A Tren de Aragua gangbanger who is wanted for murder in Dallas and holed up in an apartment in Houston got the surprise of his life earlier this month when federal agents swarmed him as part of President Trump’s deportation raids across the US.
The Post was there with Immigration and Customs Enforcement officers as they staked out the alleged killer’s hideout in a crime-ridden neighborhood with a large migrant community.
Federal agents had received a report that the “documented” member of the Venezuelan prison gang was in the area after he was spotted walking his dog.
For hours, officers from ICE and a host of other federal agencies waited for the target to show himself again.
When he finally stepped outside, the baby-faced gangbanger — whom authorities asked The Post not the name because he was still being processed — looked stunned as he was swarmed from behind by burly feds as he crossed the courtyard of the complex.
He quickly gave up without a fight, his face drained of color as it dawned on him what was happening.
The agents had an arrest warrant from authorities in Dallas and wanted to get him when he was not in his element to ensure he couldn’t grab a weapon and fight back.
The Trump administration’s mass deportation effort had already yielded 11,000 illegal migrant arrests in its first 18 days and the White House is pushing for more.
And it was business as usual again on Tuesday — with FBI agents arresting three alleged Tren de Aragua gangbangers at another Houston apartment complex after they were allegedly linked to a multi-state “sex trafficking ring that threatened and abused victims.”
Agents with the FBI and HSI could be seen cuffing the alleged perps at a local apartment complex in images shared on X.
The Tren de Aragua gangbanger was just one of a handful of migrant criminals pulled off the streets during The Post’s ride-along.
Agents from the multiple federal agencies met up with ICE at 5 a.m. that day to suit up and brief on their illegal migrant criminal targets for the day.
ICE Enforcement and Removal Operations Houston Field Office Director Bret Bradford told The Post the arrest is “a huge win.”

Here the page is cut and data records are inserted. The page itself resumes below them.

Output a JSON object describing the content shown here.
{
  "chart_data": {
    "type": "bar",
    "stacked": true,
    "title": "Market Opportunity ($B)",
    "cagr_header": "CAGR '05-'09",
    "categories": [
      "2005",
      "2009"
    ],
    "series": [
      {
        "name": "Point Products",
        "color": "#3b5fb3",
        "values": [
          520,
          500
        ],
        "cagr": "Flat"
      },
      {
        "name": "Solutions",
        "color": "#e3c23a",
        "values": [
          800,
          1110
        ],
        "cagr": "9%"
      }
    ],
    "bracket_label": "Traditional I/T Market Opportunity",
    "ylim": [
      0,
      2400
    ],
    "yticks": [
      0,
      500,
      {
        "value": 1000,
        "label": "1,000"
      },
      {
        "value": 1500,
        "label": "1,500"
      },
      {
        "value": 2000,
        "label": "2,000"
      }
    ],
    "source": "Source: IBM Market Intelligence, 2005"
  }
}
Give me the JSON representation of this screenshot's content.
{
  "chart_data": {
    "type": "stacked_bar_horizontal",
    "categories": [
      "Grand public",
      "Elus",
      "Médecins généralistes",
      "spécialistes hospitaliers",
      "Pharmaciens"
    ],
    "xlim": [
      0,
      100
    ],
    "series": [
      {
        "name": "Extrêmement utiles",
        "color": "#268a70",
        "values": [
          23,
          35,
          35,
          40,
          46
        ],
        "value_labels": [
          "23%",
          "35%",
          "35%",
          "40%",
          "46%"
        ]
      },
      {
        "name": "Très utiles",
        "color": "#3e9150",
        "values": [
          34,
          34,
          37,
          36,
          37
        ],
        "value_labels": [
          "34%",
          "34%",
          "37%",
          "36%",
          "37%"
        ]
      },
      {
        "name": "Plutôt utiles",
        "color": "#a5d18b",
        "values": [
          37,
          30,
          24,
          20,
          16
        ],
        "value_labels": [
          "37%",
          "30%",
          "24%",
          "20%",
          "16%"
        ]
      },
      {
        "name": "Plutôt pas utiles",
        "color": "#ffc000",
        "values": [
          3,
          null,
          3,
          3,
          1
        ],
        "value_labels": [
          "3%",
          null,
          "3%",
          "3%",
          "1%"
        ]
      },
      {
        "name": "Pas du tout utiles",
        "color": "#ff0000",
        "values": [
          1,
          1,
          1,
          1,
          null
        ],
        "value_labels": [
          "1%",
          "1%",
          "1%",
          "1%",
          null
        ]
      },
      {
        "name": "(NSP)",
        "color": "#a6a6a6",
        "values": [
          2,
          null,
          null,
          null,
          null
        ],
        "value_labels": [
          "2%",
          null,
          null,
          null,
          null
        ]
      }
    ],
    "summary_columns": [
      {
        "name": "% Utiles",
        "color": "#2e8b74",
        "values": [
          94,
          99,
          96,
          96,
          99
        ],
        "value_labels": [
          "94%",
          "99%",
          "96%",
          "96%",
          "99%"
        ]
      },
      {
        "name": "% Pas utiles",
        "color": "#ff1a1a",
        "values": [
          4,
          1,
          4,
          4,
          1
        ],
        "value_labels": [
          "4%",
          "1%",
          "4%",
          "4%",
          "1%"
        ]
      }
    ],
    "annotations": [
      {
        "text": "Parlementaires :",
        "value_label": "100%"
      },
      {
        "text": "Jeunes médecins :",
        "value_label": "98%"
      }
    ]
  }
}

“That’s an alleged murderer that we’re getting out of the community and off the streets here in Houston so he cannot reoffend and further victimize other folks in the community,” Bradford said.
ICE officers and agents are identifying targets, conducting background investigations and doing surveillance to ensure they’re getting the worst of the worst off the streets, the Houston ICE chief said.
“When we leave this building, we know exactly who we’re going after in the streets,” Bradford said.
Bradford said the agency’s operations are “targeted,” adding: “We don’t do anything indiscriminately, we’re not going to areas and doing area control or anything like that.”
Tren de Aragua has unleashed violent crime throughout the US after entering the US during the Biden years with massive waves of illegal migrants. One well-known example of Tren de Aragua’s terror in the US is the brutal murder of Georgia nursing student Laken Riley.
For nearly a year, the gangbangers were largely shielded from deportation because the Maduro regime refused to accept the removal flights from the US after the Biden admin reimposed sanctions.
Following a recent meeting with the US envoy Richard Grenell, the Maduro regime agreed to accept the flights and took back two planeloads Monday that carried roughly 200 Venezuelan nationals.